Politics, however, were not foremost in the minds of most people we met. We traveled southeast to Kaolack, where temperatures hovered around 102. The CREATE (Center for Renewable Energy and Appropriate Technology for the Environment) offices in Kaolack were our base for the next several days and we enjoyed meeting the talented and dedicated members of the CREATE team and the villagers with whom they worked. These people were occupied with the more pressing matters of securing water sources and using them to grow vegetables that could supplement their food supply and be sold at the market. They were also engaged in building cookstoves that were made entirely from accessible materials (clay, sand, water, straw), used much less wood and were safer than the traditional cookstoves. The CREATE technicians would present a classroom-style lesson on stove building or seed planting, then ask their “students” (mostly women, although there were some men also) from the village to immediately put it into practice. In Fass Koffe and Fass Kane, we watched seeds being planted and stoves being built.
We travelled north to Ouadiour, Diender and Thieneba to look at solar-powered well pumps, water networks and community garden sites. Continuing north to Dara, we stayed in a hotel with a mosque next door whose call to prayer punctuated our day and a sports arena across the road where teenagers played basketball while listening to Shakira at full volume. The road that divided the mosque and sports arena was busy with cars as well as donkey and horse carts carrying people and possessions from one place to another. As I sat on a bench and watched this fascinating métissage, a group of goats walked past me and through the hotel gates to nibble at the shrubbery in the courtyard. Of course, I pulled out my iPhone and called my daughter in Milton to share the scene with her! After one more wonderful day in the village of Ouarhokh, where we learned about the various pests that can besiege the community gardens (giant crickets, for example!) and were yet again warmly welcomed and well fed, we headed back to Dakar for the last few days of our trip.

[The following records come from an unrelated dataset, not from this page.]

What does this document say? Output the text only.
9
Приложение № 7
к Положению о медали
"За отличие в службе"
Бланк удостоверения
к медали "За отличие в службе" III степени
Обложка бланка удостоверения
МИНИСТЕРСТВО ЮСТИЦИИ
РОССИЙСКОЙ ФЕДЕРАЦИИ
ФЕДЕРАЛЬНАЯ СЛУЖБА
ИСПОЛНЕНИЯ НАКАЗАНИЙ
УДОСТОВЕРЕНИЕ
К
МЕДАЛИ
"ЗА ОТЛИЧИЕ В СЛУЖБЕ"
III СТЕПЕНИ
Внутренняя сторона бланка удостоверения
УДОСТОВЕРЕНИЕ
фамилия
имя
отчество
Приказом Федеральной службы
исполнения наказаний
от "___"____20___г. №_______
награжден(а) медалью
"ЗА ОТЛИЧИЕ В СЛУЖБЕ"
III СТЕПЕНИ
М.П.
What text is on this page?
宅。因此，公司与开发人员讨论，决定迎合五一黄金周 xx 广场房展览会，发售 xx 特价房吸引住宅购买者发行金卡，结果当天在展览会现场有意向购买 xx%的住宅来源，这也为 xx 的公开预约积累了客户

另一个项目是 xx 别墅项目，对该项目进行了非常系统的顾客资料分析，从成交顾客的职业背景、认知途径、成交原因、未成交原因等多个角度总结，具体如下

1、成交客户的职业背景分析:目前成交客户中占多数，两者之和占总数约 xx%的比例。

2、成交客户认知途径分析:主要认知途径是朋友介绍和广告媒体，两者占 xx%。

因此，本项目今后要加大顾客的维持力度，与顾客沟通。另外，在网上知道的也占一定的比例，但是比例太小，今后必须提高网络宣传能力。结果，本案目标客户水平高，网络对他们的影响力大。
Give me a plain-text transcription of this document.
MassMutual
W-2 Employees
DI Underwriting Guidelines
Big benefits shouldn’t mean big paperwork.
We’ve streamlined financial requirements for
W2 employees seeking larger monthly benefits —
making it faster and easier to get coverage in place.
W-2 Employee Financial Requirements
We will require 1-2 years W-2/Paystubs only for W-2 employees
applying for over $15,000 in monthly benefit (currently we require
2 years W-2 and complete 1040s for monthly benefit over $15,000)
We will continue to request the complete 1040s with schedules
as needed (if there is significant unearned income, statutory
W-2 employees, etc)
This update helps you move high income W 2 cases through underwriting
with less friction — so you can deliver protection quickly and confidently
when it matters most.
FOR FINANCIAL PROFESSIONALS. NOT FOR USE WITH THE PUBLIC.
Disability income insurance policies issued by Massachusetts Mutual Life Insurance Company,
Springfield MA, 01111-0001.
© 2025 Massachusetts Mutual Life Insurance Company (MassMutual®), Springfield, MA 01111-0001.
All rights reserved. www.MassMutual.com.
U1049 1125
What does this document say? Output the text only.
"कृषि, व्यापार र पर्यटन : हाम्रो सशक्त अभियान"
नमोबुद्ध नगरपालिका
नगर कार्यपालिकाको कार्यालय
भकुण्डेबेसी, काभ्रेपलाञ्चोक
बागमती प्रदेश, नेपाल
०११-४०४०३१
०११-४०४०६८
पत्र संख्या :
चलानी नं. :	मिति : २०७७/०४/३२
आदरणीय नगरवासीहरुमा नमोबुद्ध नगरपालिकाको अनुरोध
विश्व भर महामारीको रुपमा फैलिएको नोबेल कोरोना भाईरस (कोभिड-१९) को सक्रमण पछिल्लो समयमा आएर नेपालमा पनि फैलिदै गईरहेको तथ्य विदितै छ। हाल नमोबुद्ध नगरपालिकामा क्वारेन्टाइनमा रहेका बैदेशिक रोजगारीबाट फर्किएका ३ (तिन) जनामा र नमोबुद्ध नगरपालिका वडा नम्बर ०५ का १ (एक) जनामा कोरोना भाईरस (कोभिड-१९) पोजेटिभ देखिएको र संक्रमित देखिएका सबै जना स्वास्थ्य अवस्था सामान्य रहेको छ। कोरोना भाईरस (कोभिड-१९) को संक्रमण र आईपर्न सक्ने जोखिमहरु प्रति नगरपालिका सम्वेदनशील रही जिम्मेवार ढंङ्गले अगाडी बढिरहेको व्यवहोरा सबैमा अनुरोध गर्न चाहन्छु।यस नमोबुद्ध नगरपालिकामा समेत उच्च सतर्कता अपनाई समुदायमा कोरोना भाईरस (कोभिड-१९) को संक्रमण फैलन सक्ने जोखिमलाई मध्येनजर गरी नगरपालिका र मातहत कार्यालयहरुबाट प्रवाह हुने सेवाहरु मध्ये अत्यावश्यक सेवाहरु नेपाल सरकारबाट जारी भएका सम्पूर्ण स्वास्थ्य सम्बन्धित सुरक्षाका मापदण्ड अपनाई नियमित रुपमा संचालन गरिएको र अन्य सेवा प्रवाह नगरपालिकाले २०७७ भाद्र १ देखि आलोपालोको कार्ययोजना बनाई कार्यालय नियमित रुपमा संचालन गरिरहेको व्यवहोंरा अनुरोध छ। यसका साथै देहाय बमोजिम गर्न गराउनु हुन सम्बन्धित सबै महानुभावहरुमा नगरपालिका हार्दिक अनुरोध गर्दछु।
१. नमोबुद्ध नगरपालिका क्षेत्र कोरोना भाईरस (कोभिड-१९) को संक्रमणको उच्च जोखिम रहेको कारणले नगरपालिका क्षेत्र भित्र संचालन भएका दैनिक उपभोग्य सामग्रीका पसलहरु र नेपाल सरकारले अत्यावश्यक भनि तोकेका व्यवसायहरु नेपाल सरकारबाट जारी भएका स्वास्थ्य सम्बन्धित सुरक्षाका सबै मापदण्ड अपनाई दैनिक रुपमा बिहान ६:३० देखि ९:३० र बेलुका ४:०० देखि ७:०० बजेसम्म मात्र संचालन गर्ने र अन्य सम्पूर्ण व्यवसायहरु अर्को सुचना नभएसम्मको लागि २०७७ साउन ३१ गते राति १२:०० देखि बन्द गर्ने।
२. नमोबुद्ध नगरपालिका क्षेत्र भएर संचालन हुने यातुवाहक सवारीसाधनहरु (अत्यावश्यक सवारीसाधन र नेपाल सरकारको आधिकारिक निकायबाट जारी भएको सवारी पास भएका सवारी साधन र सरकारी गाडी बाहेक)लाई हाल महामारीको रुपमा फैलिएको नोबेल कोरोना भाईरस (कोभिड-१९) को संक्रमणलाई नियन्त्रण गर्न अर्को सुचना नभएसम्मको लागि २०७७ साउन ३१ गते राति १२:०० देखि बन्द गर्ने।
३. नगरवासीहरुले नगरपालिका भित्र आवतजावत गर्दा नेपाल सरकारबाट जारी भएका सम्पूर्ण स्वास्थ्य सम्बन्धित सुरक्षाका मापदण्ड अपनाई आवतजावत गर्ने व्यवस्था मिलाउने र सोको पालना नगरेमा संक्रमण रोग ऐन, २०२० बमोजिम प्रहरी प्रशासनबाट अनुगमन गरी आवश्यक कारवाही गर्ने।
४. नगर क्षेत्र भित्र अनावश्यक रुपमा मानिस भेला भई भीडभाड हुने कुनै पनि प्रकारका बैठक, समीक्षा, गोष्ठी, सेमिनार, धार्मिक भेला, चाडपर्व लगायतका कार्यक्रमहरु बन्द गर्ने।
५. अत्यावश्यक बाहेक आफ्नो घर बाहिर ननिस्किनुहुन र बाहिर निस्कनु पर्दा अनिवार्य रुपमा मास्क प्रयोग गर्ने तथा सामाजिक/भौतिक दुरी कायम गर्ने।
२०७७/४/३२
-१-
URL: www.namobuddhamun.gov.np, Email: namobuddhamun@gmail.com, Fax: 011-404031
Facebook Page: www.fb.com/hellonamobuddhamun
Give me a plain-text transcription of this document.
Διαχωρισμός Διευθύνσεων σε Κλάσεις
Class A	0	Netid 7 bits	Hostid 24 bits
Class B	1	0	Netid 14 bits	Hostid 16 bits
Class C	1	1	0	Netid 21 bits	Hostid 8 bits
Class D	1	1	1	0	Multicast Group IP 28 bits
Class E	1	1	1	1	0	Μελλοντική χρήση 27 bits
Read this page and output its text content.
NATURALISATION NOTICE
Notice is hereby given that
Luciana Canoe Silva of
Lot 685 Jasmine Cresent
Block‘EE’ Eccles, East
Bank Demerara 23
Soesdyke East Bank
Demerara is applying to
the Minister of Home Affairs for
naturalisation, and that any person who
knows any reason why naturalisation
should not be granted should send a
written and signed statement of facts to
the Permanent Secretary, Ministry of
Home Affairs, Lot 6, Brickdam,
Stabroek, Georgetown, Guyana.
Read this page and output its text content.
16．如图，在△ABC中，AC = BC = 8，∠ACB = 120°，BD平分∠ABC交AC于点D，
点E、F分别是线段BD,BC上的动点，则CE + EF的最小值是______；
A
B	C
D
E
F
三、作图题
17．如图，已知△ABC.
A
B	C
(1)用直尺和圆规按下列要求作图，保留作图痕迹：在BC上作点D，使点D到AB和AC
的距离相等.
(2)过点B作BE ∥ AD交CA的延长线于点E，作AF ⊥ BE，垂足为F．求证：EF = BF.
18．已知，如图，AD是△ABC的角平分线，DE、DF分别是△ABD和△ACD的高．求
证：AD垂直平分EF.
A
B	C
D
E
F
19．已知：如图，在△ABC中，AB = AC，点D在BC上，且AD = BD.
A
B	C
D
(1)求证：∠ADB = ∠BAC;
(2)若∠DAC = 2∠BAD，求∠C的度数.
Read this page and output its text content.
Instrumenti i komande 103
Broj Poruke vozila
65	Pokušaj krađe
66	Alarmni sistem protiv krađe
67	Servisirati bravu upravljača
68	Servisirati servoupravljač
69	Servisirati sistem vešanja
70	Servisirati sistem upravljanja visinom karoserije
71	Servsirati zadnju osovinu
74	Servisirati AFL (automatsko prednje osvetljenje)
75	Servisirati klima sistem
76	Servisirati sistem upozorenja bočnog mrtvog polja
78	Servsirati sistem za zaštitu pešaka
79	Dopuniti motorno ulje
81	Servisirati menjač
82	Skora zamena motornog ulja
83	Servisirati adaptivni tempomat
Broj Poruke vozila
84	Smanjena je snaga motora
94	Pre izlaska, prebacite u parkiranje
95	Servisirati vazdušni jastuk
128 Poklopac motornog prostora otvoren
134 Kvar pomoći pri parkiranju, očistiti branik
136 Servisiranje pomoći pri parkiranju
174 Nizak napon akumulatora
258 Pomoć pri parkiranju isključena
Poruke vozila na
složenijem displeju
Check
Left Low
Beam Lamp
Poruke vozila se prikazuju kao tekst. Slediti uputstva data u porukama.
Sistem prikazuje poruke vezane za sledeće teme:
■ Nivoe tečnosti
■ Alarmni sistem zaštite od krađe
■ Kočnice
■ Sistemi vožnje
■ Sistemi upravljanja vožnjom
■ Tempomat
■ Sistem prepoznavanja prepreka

We spent two days wandering around Dakar, enjoying the bustling markets and the delicious fresh fish in the local restaurants. On our last day, we took a ferry to the île de Gorée, a lovely island with a somber history as a place where many West African captives were held before being loaded onto slave ships headed to the West Indies and the United States. As we sat on the beach in Gorée looking out at the Atlantic and contemplating various kinds of crossings, we talked in French, English, and a little Wolof, with a Senegalese man who had visited more states in the US than I have. To travel is to continually be reminded of and surprised by all the things that link us together as a global community.